At any rate, Pres. Obama proposed a reform. He suggested storing the data with a third party, placing another degree of separation between your private information and snooping federal agents. Again, this does nothing to satisfy the very simple and clear criteria laid out in the Bill of Rights.

In order for federal agents to conduct a search, they must demonstrate probable cause, obtain a warrant and specify exactly what they are searching for.

Period.

Now, your NSA apologist will again insist that merely scooping up data and storing it doesn’t constitute a search. The agency simply holds the data so agents have it available to them if they need it for an investigation. To do that, they must go to the FISA Court and convince those federal employees that they can justify accessing specific information.

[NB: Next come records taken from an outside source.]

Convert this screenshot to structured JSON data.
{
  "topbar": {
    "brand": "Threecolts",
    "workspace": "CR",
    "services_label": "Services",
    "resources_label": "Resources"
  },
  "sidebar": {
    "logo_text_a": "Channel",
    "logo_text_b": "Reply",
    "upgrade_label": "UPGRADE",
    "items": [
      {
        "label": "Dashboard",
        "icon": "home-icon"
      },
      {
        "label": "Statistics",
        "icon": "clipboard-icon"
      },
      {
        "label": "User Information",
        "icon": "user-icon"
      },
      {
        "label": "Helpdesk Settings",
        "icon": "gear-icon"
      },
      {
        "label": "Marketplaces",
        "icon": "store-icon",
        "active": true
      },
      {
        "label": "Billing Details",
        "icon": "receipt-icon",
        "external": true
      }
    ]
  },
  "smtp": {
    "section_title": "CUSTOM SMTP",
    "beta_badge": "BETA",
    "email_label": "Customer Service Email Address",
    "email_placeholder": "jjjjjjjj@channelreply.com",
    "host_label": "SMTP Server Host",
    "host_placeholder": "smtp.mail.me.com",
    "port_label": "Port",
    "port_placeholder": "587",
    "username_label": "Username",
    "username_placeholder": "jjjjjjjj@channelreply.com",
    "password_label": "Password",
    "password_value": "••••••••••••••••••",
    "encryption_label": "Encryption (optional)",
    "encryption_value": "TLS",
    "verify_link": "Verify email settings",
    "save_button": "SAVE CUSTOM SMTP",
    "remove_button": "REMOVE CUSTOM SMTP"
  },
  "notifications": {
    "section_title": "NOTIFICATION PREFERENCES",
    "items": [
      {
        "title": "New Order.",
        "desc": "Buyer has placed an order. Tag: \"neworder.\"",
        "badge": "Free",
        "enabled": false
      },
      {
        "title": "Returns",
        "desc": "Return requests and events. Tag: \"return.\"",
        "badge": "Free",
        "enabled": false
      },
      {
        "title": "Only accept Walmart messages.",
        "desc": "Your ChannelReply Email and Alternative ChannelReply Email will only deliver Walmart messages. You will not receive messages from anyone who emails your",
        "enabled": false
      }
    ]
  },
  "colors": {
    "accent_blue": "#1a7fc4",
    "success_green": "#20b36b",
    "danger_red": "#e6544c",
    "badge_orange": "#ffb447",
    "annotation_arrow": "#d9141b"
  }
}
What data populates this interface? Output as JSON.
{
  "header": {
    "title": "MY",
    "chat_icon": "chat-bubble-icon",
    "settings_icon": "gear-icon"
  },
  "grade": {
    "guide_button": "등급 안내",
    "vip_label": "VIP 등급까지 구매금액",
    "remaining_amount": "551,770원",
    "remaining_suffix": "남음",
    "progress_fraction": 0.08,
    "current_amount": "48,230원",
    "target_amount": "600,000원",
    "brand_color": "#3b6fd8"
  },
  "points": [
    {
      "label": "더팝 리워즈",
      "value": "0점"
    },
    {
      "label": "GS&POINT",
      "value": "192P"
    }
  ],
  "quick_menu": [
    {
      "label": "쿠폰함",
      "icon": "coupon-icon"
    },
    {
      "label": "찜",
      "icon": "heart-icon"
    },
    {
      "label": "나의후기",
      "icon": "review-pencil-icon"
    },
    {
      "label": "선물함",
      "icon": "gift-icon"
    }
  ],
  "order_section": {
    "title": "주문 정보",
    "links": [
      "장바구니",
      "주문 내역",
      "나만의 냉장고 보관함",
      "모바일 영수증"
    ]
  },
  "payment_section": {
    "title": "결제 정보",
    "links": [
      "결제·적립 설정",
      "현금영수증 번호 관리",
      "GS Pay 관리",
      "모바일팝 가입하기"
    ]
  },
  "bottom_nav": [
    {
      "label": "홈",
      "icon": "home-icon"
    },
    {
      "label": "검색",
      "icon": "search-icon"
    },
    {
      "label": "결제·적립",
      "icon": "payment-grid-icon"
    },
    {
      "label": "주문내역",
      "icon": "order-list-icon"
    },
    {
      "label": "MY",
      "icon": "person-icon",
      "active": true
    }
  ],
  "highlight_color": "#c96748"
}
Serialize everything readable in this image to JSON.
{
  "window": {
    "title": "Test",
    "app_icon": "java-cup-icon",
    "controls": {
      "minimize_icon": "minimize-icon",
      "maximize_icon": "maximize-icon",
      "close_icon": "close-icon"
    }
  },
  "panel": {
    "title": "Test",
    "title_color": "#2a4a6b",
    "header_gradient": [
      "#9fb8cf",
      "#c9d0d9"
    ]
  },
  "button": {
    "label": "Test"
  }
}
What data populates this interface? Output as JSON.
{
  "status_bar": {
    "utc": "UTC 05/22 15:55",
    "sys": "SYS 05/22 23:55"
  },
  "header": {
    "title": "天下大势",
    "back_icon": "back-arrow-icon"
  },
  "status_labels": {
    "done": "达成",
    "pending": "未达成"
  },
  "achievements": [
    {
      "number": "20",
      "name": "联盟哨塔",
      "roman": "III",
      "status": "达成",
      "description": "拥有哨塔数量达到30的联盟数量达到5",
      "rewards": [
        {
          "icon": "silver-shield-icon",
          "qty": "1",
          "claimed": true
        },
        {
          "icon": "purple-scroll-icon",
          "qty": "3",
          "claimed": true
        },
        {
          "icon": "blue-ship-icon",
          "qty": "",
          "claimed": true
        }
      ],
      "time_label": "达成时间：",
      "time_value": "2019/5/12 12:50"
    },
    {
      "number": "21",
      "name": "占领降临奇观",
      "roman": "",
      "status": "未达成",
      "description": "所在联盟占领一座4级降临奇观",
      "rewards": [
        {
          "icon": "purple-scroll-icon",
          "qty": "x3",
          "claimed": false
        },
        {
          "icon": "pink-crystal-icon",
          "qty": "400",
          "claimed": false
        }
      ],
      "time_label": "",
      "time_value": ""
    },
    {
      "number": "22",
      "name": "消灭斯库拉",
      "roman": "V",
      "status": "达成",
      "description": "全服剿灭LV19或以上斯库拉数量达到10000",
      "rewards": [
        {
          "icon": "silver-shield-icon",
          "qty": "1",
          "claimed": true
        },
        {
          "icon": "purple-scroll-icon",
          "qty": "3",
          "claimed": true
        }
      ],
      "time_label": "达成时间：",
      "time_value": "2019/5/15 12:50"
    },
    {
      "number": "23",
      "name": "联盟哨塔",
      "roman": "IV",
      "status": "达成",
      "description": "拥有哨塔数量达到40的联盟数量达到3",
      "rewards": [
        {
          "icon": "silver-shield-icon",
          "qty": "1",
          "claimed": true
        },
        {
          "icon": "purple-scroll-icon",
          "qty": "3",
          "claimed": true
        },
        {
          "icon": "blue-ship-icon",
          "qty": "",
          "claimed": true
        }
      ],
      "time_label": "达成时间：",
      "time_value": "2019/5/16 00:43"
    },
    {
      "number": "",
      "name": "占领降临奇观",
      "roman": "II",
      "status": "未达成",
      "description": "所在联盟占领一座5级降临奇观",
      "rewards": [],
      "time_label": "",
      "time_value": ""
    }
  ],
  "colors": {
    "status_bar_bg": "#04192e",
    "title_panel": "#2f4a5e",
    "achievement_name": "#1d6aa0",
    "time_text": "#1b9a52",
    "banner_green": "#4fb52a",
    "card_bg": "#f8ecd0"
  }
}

This doesn’t cut it. I guess because people don’t see metadata as a tangible “thing,” they treat it differently than say a letter. But we should consider this data exactly the same as a letter because it serves an identical purpose – it stores our private information.

A little mental exercise demonstrates this.

Imagine an FBI agent comes to your house, digs all of the mail out of your mailbox, and makes copies of each piece of correspondence on his portable scanner. You run out and protest, but the agent assures you that you have nothing to fear. He won’t actually read your mail. He simply plans to file it away. Then, if he ever has a reason to suspect you of a crime, he will have the letters on hand for his investigation. He claims he will NEVER look at your correspondence until he gets authorization from a judge sometime in the distant future. (He also offers to sell you some desert land in Florida.)

Would you consider this legal?

You wouldn’t?

Why not?

How is this any different than the NSA vacuuming up your electronic data, emails, phone records and location information, and storing it away in case the agency needs to investigate down the road? We don’t need a warrant now. We’ll get one later, if necessary! I ask again: how is it different than copying and storing your physical mail?

Answer: it’s not.

Feds digging your mail out of the mailbox, making copies and storing it for future access would clearly violate your right to remain free from unreasonable search and seizure. It is unconstitutional.

So is NSA data mining and storage.

It’s as clear-cut and simple as that.